Gerade als er reagieren und sich nach hinten flüchten wollte, offenbarte der Albtraum von einem Mädchen sein wahres Vorhaben: Hisake auf den Boden schubsen! Dieser, so gebrechlich und klein wie er war, fiel natürlich hin, landete direkt auf dem Boden, wurde aufgrund der unglaublichen Qualität des Bodens und der wenigen Personen, die seit dem letzten Putz auf diesem Platz standen nicht einmal dreckig. Ganz im Gegensatz zu seinem Apartment, in dem man nach jedem Sturz voll mit Kakerlaken gewesen war. Zum Glück aller beteiligten hatte Hisake sein Getränk bereits ausgetrunken, das Käsehäppchen verspeißt und so nichts verschüttet. Eine Katastrophe von nahezu unvorstellbarem Ausmaß, wäre so etwas passiert! Doch das war es glücklicherweise nicht, das Ungetüm, dass den kleinen Jungen zu Boden rammte machte sich derweil an Hebi heran, änderte ihr Opfer.... Ziel... Augenmerk schnell und fragte die Person mit silbernen Haaren, was sie, also die Schnoddernase denn hier verloren hätte. Hebi, der Held in Not, hielf Hisake jedoch hoch, er er kannte nunmal die ausgewogene Mischung zwischen rebellischer Coolheit und freundlicher Coolheit, ach egal, das wichtige war nämlich, dass er cool war!

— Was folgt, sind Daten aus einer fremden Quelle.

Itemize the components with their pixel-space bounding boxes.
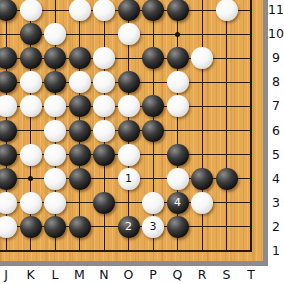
- black-stone-P11[interactable]: [142, 0, 164, 21]
- black-stone-Q2[interactable]: [167, 216, 189, 238]
- white-stone-M8[interactable]: [69, 71, 91, 93]
- black-stone-N5[interactable]: [93, 144, 115, 166]
- white-stone-K5[interactable]: [20, 144, 42, 166]
- row-label-2: 2: [268, 219, 284, 235]
- white-stone-P2[interactable]: 3: [142, 216, 164, 238]
- grid-line-vertical: [177, 0, 178, 252]
- white-stone-K7[interactable]: [20, 95, 42, 117]
- white-stone-L4[interactable]: [44, 168, 66, 190]
- white-stone-L5[interactable]: [44, 144, 66, 166]
- col-label-N: N: [95, 268, 113, 282]
- board-edge-shadow-bottom: [0, 261, 268, 266]
- row-label-3: 3: [268, 195, 284, 211]
- row-label-1: 1: [268, 243, 284, 259]
- black-stone-L2[interactable]: [44, 216, 66, 238]
- grid-line-vertical: [226, 0, 227, 252]
- black-stone-M9[interactable]: [69, 47, 91, 69]
- white-stone-K8[interactable]: [20, 71, 42, 93]
- black-stone-O11[interactable]: [118, 0, 140, 21]
- white-stone-O4[interactable]: 1: [118, 168, 140, 190]
- white-stone-K3[interactable]: [20, 192, 42, 214]
- white-stone-P3[interactable]: [142, 192, 164, 214]
- row-label-6: 6: [268, 123, 284, 139]
- black-stone-Q3[interactable]: 4: [167, 192, 189, 214]
- black-stone-M6[interactable]: [69, 120, 91, 142]
- black-stone-K2[interactable]: [20, 216, 42, 238]
- white-stone-R3[interactable]: [191, 192, 213, 214]
- black-stone-K9[interactable]: [20, 47, 42, 69]
- white-stone-L10[interactable]: [44, 23, 66, 45]
- black-stone-O8[interactable]: [118, 71, 140, 93]
- grid-line-horizontal: [0, 250, 252, 252]
- go-diagram: 1423 JKLMNOPQRST 1110987654321: [0, 0, 284, 284]
- black-stone-M5[interactable]: [69, 144, 91, 166]
- black-stone-Q5[interactable]: [167, 144, 189, 166]
- black-stone-Q11[interactable]: [167, 0, 189, 21]
- row-label-9: 9: [268, 50, 284, 66]
- move-number-3: 3: [150, 216, 157, 238]
- white-stone-N11[interactable]: [93, 0, 115, 21]
- col-label-L: L: [46, 268, 64, 282]
- col-label-O: O: [120, 268, 138, 282]
- row-label-11: 11: [268, 2, 284, 18]
- black-stone-O2[interactable]: 2: [118, 216, 140, 238]
- black-stone-R4[interactable]: [191, 168, 213, 190]
- black-stone-M4[interactable]: [69, 168, 91, 190]
- black-stone-S4[interactable]: [216, 168, 238, 190]
- row-label-4: 4: [268, 171, 284, 187]
- grid-line-vertical: [202, 0, 203, 252]
- col-label-J: J: [0, 268, 15, 282]
- move-number-1: 1: [125, 168, 132, 190]
- row-label-10: 10: [268, 26, 284, 42]
- black-stone-M2[interactable]: [69, 216, 91, 238]
- row-label-5: 5: [268, 147, 284, 163]
- star-point-Q10: [175, 32, 180, 37]
- black-stone-N3[interactable]: [93, 192, 115, 214]
- white-stone-K11[interactable]: [20, 0, 42, 21]
- black-stone-M7[interactable]: [69, 95, 91, 117]
- white-stone-M11[interactable]: [69, 0, 91, 21]
- white-stone-O7[interactable]: [118, 95, 140, 117]
- white-stone-L6[interactable]: [44, 120, 66, 142]
- white-stone-Q8[interactable]: [167, 71, 189, 93]
- white-stone-Q7[interactable]: [167, 95, 189, 117]
- col-label-M: M: [71, 268, 89, 282]
- col-label-K: K: [22, 268, 40, 282]
- white-stone-O5[interactable]: [118, 144, 140, 166]
- col-label-S: S: [218, 268, 236, 282]
- white-stone-Q4[interactable]: [167, 168, 189, 190]
- black-stone-O6[interactable]: [118, 120, 140, 142]
- black-stone-Q9[interactable]: [167, 47, 189, 69]
- move-number-4: 4: [174, 192, 181, 214]
- white-stone-S11[interactable]: [216, 0, 238, 21]
- col-label-T: T: [242, 268, 260, 282]
- black-stone-K10[interactable]: [20, 23, 42, 45]
- white-stone-N6[interactable]: [93, 120, 115, 142]
- grid-line-vertical: [250, 0, 252, 252]
- col-label-Q: Q: [169, 268, 187, 282]
- row-label-7: 7: [268, 98, 284, 114]
- move-number-2: 2: [125, 216, 132, 238]
- white-stone-L3[interactable]: [44, 192, 66, 214]
- col-label-P: P: [144, 268, 162, 282]
- row-label-8: 8: [268, 74, 284, 90]
- col-label-R: R: [193, 268, 211, 282]
- white-stone-O10[interactable]: [118, 23, 140, 45]
- black-stone-P6[interactable]: [142, 120, 164, 142]
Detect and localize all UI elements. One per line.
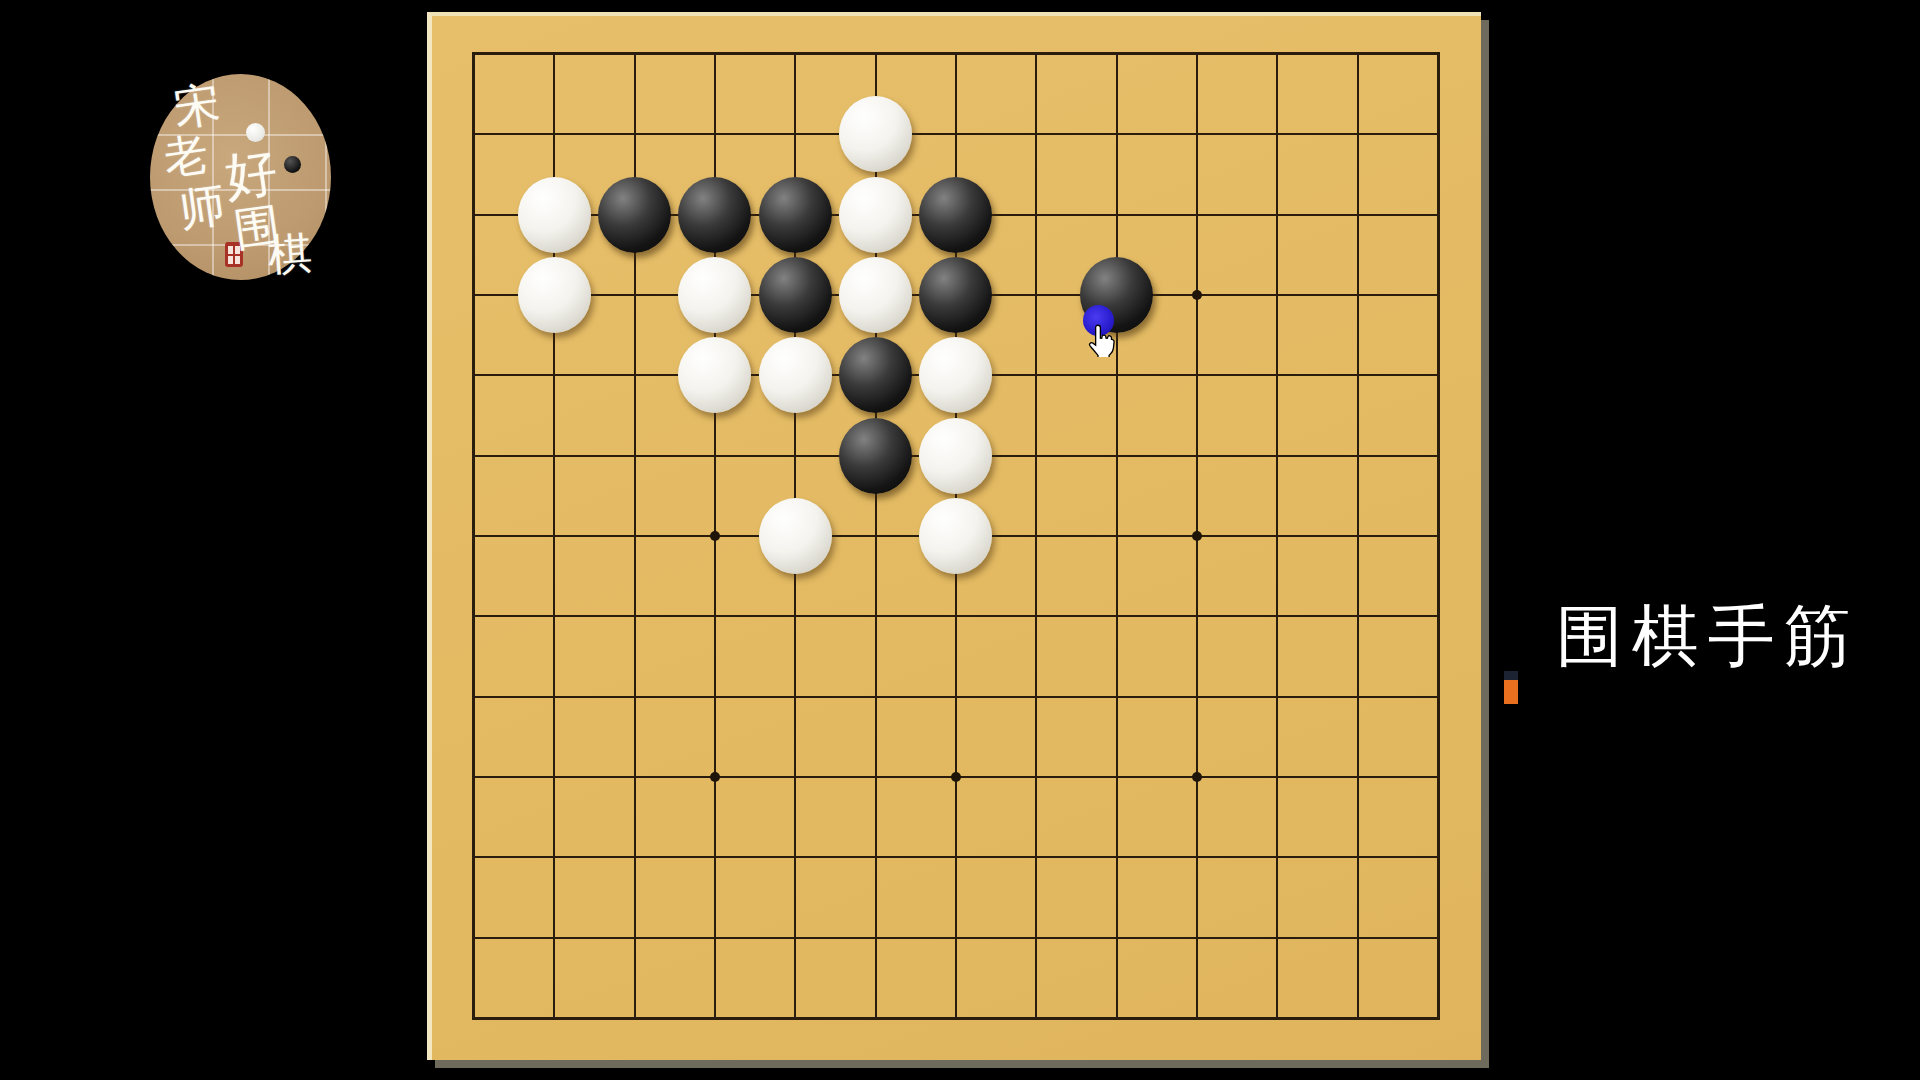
black-stone (759, 177, 832, 253)
star-point (710, 772, 720, 782)
black-stone (839, 337, 912, 413)
grid-line-horizontal (474, 696, 1438, 698)
white-stone (919, 418, 992, 494)
logo-character: 老 (161, 131, 211, 181)
grid-line-vertical (1035, 54, 1037, 1018)
grid-line-horizontal (474, 856, 1438, 858)
logo-character: 棋 (267, 231, 314, 278)
white-stone (678, 257, 751, 333)
logo-grid-line (325, 74, 327, 280)
white-stone (759, 337, 832, 413)
logo-white-stone-icon (246, 123, 265, 142)
white-stone (518, 257, 591, 333)
black-stone (759, 257, 832, 333)
logo-character: 宋 (171, 80, 223, 132)
logo-character: 师 (176, 181, 228, 233)
star-point (710, 531, 720, 541)
black-stone (839, 418, 912, 494)
grid-line-vertical (1357, 54, 1359, 1018)
grid-line-horizontal (474, 615, 1438, 617)
star-point (951, 772, 961, 782)
grid-line-horizontal (474, 937, 1438, 939)
white-stone (919, 498, 992, 574)
logo-black-stone-icon (284, 156, 301, 173)
black-stone (598, 177, 671, 253)
video-frame: 宋 老 师 好 围 棋 围棋手筋 (0, 0, 1920, 1080)
bullet-decoration-top (1504, 671, 1518, 680)
channel-logo: 宋 老 师 好 围 棋 (138, 60, 358, 300)
white-stone (518, 177, 591, 253)
video-title: 围棋手筋 (1556, 591, 1860, 682)
bullet-decoration (1504, 680, 1518, 704)
white-stone (839, 257, 912, 333)
black-stone (919, 177, 992, 253)
hand-cursor-icon (1087, 323, 1117, 361)
grid-line-vertical (1276, 54, 1278, 1018)
white-stone (839, 177, 912, 253)
black-stone (678, 177, 751, 253)
grid-line-vertical (1116, 54, 1118, 1018)
logo-character: 好 (222, 145, 281, 204)
go-board[interactable] (427, 12, 1481, 1060)
white-stone (759, 498, 832, 574)
star-point (1192, 290, 1202, 300)
black-stone (919, 257, 992, 333)
star-point (1192, 531, 1202, 541)
star-point (1192, 772, 1202, 782)
white-stone (839, 96, 912, 172)
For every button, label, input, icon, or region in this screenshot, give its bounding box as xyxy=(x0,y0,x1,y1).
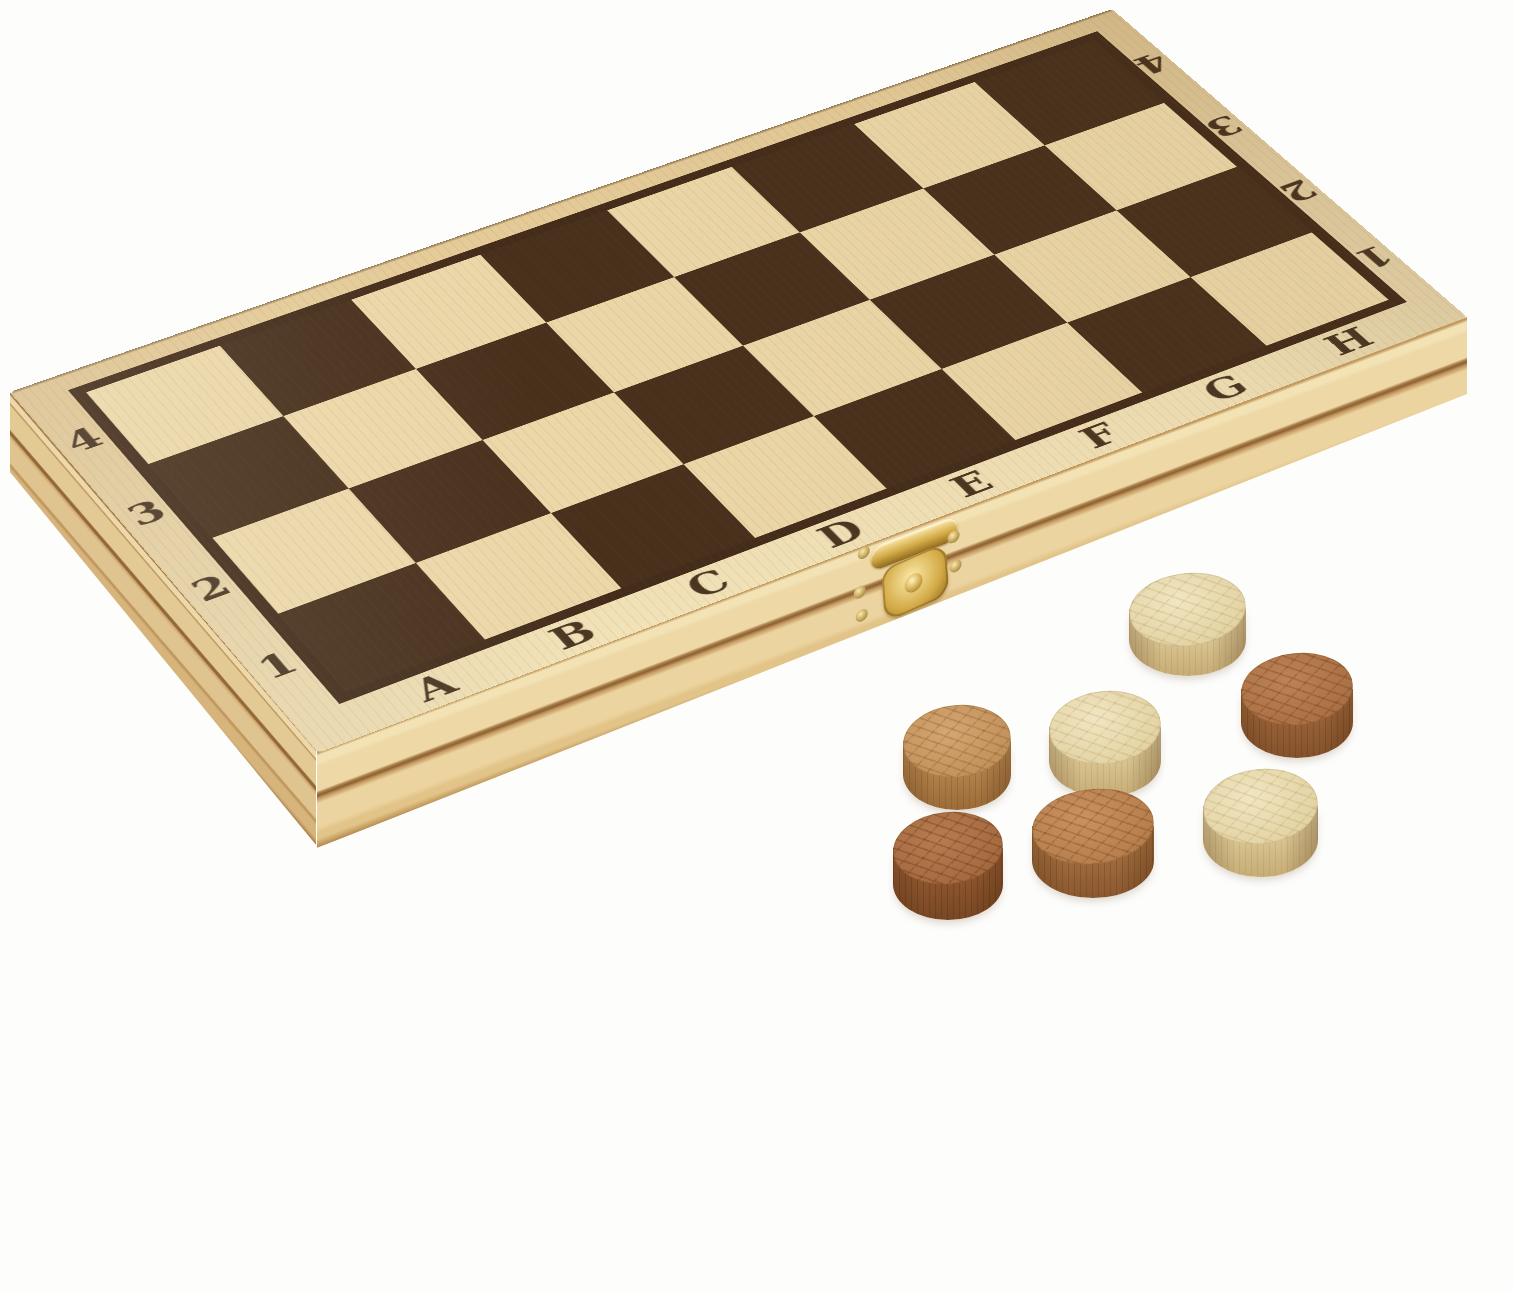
clasp-finial-icon xyxy=(949,558,961,575)
clasp-finial-icon xyxy=(854,584,866,601)
clasp-finial-icon xyxy=(856,607,868,624)
product-photo-scene: ABCDEFGH43214321 xyxy=(0,0,1514,1292)
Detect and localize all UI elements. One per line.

Wieder aufgestanden sagte er „Ja, danke, mir geht’s gut.“, und sah nun zum großen Jungen, der neben sich ein Mädchen hatte, dass die gleiche Haarfarbe wie er hatte. Wahrscheinlich Verwandte, silbergraue Haare gab es schließlich nicht oft. Einem Clan oder einer Organisation konnte er den beiden nicht zuordnen, zu wenig, dass er über sie wusste und viel zu wenige Anhaltspukte, durch die sich neue Fragen stellten, deren Beantwortung noch mehr Fragen zurückließen.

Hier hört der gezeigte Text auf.